European Federation of Journalists

EFJ Workshop: Digital journalism and new business models

36 journalists, union leaders and media experts from 20 European countries discussed issues around new business models and trends in (digital) journalism from 15-16 March 2018 in Nuremberg, Germany. With great enthusiasm participants explored recent trends in journalism,  successful new models in financing journalism and the role of unions and associations to best serve their members in this process of change.

The first panel “What is trending in journalism” included academics, publishers and an editor in chief from a local newspaper, all giving interesting insights in changes in the media eco-system,  its impact on the work of journalists, use of automated content and challenges on disinformation.

Alexandra Borchardt from the Reuters Institute in the UK set the scene with her presentation on “Trends in the Media” referring to the latest Digital News Report of the Reuters Institute. The next report will be launched in Berlin on 14 June.

Martin Schwarzkopf, editor-in chief of the daily newspaper Main-Echo, stressed the importance of continuous training for journalists acknowledging the challenge but also expressing his optimism for the future of quality journalism.

Against a background of shrinking newsrooms, exploding number of precarious working conditions among journalists,  a sense of optimism prevailed throughout the workshop, not only in this first panel.
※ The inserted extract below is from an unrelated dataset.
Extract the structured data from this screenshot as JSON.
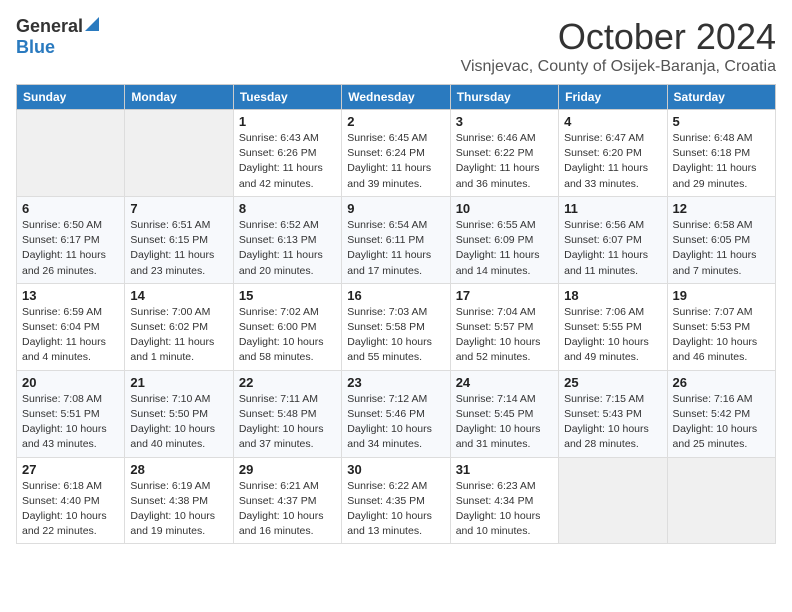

Journalists become or want to become active story tellers using new (business) opportunities in reviving a sense of journalism as a public good.

The most exciting presentation and reflecting such optimism  was the presentation of Nadja Schnetzler, co-founder of Republik, online magazine founded on 14 January in Switzerland and based on crowd-funding and subscription.  It is ad-free, independent and must sustain itself.

Other crowd-funding initiatives such as the Swedish Blankspot or foundation supported journalism, other alternative funding models or questions of pay-walls  were discussed in working groups.

A panel on the role of journalists’ unions in how to best service their members highlighted issues around training, innovation, investment, cooperation, protection and social and professional support for  an ever more diverse journalists’ community.

On the second day, the meeting was hosted by the ARD-ZDF Akademie, the public service training centre for journalists and media workers.

The workshop, which was co-organised by the Deutscher Journalisten-Verband (DJV)  and its regional member, the Bavarian Association of Journalists (BJV),  was the first event of a  series of workshops, under the umbrella of  the EFJ Project on Managing Change in the media which has the support of the European Commission and is in partnership with the European Broadcasting Union (EBU)  and News Media Europe (NME).